«Встретившись с остальными под скалой, мы заговорились и незаметно забрели в восточную часть бухты Коктебеля. Знакомая, давно примелькавшаяся фигура старика в длинной толстовке, с длинной широкой и белой бородой, в широких простых брюках, в развалившихся допотопных туфлях, вышла навстречу нам из-за поворота дороги, осторожно ощупывая дорогу палкой:
— Это что за мухомор такой? — спросил я шедшего с нами журналиста И. Грозного.
— Мне никто не ответил, но «Клара Цеткин» уже тарахтела, обращаясь к старику:
— А! премудрый старец Волошин, наше вам пролетарское, сколько лет, сколько зим!
Грозный цикнул на нее и оттолкнул, а сам, склонившись над ухом старика, почтительно отрекомендовался:
— Здравствуйте, Максимилиан Максимилианович! Это я, Грозный.
Старик прищурился, сложил руку трубочкой у уха и остановился, держа в другой руке корзинку с камнями.
Журналист, заметив мое недоумение, раздраженно шепнул:
— Вы не знаете Волошина? Когда-то гремел на всю Россию, поэт…
— Нет, не слыхал. «Что это он, морочит мне голову, что ли?».

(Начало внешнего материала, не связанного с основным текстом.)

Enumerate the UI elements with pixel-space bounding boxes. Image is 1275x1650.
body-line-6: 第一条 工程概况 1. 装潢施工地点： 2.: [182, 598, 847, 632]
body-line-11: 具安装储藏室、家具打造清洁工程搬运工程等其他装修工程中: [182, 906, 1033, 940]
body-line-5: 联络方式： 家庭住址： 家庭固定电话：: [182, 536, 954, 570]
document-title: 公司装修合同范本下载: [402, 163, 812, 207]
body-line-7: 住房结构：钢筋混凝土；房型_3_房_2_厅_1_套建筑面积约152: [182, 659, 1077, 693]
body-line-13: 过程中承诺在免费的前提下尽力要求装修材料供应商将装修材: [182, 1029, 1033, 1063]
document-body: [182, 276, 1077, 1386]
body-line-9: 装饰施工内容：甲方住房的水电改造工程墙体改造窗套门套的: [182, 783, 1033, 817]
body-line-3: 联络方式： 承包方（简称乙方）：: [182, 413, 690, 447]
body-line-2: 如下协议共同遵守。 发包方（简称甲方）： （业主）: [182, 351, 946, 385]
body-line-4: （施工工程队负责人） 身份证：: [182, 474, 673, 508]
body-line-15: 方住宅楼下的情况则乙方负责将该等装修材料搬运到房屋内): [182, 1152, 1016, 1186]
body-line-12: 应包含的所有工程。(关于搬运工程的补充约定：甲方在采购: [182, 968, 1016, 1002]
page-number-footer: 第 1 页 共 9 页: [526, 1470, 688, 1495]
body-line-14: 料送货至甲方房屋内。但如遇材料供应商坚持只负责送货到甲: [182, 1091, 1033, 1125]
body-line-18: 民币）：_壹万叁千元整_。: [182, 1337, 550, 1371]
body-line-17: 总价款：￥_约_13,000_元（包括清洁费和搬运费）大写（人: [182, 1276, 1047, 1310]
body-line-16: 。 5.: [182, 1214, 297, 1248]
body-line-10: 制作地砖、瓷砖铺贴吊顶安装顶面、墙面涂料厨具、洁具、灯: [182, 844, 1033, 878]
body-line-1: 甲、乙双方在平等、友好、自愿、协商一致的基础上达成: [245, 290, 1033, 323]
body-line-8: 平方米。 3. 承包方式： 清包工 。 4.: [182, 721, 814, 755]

Но старик тем временем продолжал:
— Литературой сейчас не занимаюсь. Не печатают. Говорят, выжил из ума. Рисованием занимаюсь, иногда курортники что-нибудь купят, тем и живу. Да вот камешки собираем.
Вас. Вас. зевнул с хрустом в челюстях и сказал:
— Поехали. Что с ним разговаривать»…
Эта картинка с натуры говорит за себя. Впрочем, Марина Цветаева, отметив ее в своих воспоминаниях, может быть, и верно замечает, обращаясь к тени поэта-друга:
«Говорил или не говорил ты приписываемых тебе слов, так ли говорил то, что говорил, или иначе, смеялся ли ты в последний раз над глупостью, вживаясь в роль выжившего из ума старика, или просто отмахивался от назойливых вторженцев («Э! да что с ними говорить»…) — рой вихревых видений: Мельник-Юродивый-Морской Дед-Мир — мистификация или самооборона, последняя игра или в последний раз мифотворчество»…
Во всяком случае, Волошина крепко забыли в России. А если зоркая власть, ничего не забывавшая, не находила нужным причинять ему неприятностей, то оттого вероятно, как я сказал, что вообще считала его каким-то шутом гороховым. Когда-то в Петербурге издевались над Максом Волошиным, иначе не называли, как Вакс Колошин, следуя в этом Саше Черному. В конце жизни он стал мухомором «Максимилианом Максимилиановичем». Хорошо еще, что нашлись верные друзья, похоронившие его внимательно, любовно.